While it’s true,readycertainly isn’t what I’m feeling when I reverse Wanda’s golf cart out of the driveway ten minutes later. As relieved as I am that she hasn’t plastered her vehicle with loofas that announce her sexual preferences, she’s hung beaded curtains that rattle and create an awful racket as I nudge the accelerator faster. The slick soles of my heels cause my foot to slip against the pedal, but luckily, Arlene doesn’t live far.

A handful of streets later, we walk through her front door, my senses cranked to high as I seek out any context clues that might provide insight into our mystery evening. They’d given me a super vague, “dress nice, but not any of the stuffy, buttoned-up clothes you wear to the office,” and no matter how studiously I observe outfits and hairdos, I’m no closer to figuring out where we’re headed. I pause to study the pictures arranged on the far wall of Arlene’s living room, the wide variety of frames and snapshots creating a timeline of her family and life. My eye catches on a school picture, and I know without having to ask, it’s Noah as a boy. He doesn’t seem like a person who could’ve ever been young, but there he is anyway, freckled cheeks, grinning widely and missing his two front teeth.

I return his smile at least two decades late, tucking away the picture in case I need leverage or blackmail material, although I haven’t seen him around in a while.

Funny how we constantly ran into each other in the beginning to then go a couple of weeks without seeing hide nor hair, save the evidence of the landscaping.
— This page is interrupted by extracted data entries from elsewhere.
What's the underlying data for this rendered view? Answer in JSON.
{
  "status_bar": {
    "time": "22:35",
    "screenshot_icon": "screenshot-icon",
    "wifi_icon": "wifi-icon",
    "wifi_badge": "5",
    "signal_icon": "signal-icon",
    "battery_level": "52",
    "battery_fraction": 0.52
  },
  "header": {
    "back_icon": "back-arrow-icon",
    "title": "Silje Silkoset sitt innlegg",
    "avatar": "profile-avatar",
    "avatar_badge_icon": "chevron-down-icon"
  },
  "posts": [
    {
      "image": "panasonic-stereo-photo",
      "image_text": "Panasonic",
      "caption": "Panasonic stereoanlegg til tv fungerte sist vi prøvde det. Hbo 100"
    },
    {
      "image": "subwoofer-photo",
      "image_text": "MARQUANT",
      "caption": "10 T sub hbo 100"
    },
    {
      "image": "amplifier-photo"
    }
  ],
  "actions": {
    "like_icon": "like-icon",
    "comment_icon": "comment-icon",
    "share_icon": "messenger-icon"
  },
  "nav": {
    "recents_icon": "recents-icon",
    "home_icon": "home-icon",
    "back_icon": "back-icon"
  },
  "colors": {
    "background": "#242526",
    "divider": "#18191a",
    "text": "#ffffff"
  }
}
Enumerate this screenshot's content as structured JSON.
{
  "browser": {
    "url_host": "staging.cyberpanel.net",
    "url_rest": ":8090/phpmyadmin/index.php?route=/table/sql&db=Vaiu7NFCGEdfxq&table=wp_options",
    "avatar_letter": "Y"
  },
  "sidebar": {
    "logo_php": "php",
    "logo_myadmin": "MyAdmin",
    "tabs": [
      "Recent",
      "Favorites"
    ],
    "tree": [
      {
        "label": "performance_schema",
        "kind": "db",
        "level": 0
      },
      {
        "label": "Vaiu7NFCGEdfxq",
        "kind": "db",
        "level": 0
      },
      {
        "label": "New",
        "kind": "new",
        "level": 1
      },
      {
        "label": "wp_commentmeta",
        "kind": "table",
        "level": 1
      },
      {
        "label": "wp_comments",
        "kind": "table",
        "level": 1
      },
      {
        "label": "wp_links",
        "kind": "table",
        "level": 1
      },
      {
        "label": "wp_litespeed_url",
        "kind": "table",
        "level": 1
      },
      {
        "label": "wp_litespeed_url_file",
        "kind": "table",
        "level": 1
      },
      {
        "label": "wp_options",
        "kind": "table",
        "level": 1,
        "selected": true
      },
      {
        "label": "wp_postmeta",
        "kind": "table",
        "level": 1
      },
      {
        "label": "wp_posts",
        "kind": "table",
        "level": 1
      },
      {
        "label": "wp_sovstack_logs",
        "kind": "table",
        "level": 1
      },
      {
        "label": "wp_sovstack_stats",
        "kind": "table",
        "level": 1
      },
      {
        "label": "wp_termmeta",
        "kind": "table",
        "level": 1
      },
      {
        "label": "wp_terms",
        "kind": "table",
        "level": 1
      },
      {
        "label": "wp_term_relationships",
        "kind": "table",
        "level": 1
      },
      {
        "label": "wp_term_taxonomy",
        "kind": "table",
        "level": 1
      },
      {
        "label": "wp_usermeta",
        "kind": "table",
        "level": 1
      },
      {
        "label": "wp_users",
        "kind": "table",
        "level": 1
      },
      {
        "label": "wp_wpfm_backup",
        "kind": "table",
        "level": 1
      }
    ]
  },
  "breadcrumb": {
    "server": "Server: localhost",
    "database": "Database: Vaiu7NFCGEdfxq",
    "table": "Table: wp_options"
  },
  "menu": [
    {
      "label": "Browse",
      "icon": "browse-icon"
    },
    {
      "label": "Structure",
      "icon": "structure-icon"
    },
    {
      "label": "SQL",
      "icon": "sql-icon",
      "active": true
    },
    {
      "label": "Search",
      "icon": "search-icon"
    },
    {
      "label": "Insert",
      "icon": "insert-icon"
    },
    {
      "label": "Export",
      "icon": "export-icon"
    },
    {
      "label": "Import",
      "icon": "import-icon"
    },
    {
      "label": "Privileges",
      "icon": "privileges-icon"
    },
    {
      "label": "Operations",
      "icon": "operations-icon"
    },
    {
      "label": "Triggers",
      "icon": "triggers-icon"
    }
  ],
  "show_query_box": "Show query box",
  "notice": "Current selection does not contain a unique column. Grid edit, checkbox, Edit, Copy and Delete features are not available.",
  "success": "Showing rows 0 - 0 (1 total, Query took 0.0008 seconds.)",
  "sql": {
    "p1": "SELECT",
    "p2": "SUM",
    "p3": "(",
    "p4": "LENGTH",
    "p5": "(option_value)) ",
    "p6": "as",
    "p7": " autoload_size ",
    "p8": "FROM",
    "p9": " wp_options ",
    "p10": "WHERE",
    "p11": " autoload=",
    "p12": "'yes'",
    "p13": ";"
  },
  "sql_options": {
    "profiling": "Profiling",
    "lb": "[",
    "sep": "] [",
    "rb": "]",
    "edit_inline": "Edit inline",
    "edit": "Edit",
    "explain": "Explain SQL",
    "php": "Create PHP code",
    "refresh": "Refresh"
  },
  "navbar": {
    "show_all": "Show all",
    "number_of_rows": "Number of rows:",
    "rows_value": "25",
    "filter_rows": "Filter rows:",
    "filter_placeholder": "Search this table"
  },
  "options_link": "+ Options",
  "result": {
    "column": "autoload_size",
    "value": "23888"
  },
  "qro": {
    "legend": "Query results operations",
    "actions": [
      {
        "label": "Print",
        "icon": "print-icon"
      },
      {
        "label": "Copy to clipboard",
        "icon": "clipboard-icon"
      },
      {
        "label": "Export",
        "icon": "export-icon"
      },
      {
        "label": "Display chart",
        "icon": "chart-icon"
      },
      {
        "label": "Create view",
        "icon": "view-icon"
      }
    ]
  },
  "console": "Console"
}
Over half the property has been transformed, with new shrubs and flowers popping up right and left, while the overgrown grass gets trimmed, nary a clipping left behind.

“Mia, hon, where are you?” Grandma Helen waves me over to reassure Arlene the print of her blouse isn’t too busy.

The silk camise is an olive green, the gauzy blouse over it a paisley pattern in a mix of blue and the darkest of greens. Stacked gold necklaces with tiny blue beads complete the look, along with the light coral lip and peachy-pink rouge on her cheeks.

“Depends on where we’re going,” I snark under my breath, then loudly launch into how nicely the colors bring out the blue in her eyes. “Still loving the hair, too. It suits that inner sass these ladies are coaxing out.”

The bright pop of color on her lip flashes with her smile, evoking the inner sense of accomplishment I’ve been missing since that Viagra dealer wrecked my progress.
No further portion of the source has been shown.